手順書のひな形を各社に提供
日本製薬工業協会品質委員会GMP部会は、医薬品製造で記録や保管を行う際にデータの完全性を意味する“データインテグリティ(DI)”に対応するためのプロジェクトを発足し、このほど、医薬品製造企業の製造所がDI管理を意識した手順書を作成する際のひな形となるテンプレートの提供を始めた。PIC/SやICHのGMPとの整合性から、国内でGMP省令を見直す動きが進む中、DIへの対応が改正案で大きな柱の一つになっている。同プロジェクトでは、製造所の業務プロセスに活用できる実践的なツールを提供し、DIを管理するための手順書作成からその運用をどう進めていいか悩む製薬各社の参考にしたい考えだ。

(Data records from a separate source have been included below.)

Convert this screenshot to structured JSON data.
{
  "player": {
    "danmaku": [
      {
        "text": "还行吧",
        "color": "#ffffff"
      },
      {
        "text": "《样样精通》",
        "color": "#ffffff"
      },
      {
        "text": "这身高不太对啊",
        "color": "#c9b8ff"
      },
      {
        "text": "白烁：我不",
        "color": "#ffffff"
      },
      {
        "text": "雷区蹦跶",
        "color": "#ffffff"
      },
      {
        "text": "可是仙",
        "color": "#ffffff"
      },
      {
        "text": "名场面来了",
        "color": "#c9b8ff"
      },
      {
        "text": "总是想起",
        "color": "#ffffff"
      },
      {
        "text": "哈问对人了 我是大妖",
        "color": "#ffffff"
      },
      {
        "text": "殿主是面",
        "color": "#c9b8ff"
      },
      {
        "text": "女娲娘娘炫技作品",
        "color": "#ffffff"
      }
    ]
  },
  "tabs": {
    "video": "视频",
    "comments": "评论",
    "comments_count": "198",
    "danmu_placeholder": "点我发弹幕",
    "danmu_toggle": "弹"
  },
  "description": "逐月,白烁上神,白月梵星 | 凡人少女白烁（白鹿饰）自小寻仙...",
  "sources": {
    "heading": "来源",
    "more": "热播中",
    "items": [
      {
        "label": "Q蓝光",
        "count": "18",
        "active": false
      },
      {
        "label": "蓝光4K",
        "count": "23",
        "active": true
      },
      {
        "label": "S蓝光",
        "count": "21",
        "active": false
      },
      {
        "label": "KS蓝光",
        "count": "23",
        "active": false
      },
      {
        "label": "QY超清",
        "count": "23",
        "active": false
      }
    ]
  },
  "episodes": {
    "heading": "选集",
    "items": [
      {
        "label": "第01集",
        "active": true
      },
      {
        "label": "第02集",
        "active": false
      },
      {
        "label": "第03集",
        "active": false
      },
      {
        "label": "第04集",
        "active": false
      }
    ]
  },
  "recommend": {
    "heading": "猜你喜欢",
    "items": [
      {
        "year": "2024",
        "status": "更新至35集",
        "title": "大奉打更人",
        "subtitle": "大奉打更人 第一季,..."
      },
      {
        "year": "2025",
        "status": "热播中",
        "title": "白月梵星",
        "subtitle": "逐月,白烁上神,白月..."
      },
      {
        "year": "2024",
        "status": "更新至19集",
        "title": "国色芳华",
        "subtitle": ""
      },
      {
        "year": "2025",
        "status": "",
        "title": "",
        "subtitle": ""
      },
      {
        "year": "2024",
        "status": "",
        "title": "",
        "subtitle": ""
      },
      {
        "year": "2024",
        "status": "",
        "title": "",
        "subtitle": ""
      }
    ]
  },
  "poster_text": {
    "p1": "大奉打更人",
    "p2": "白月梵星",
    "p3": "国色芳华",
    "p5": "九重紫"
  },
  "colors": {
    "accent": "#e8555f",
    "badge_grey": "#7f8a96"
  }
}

DIは、記録の完全性を意味する新たな用語だが、医薬品の品質・有効性・安全性を保証するために、GMPが実施された証となる記録がきちんと行われていることを意味するGMPでは基本の要求事項だ。各規制当局の査察時におけるワーニングレターでも、DIの不備が最も多く、企業にとって大きな課題となっている。日本でも化学及血清療法研究所のデータ改ざん問題から、製造販売業者に対し、製造販売承認書と製造実態に関する自主点検を求める事態が起きている。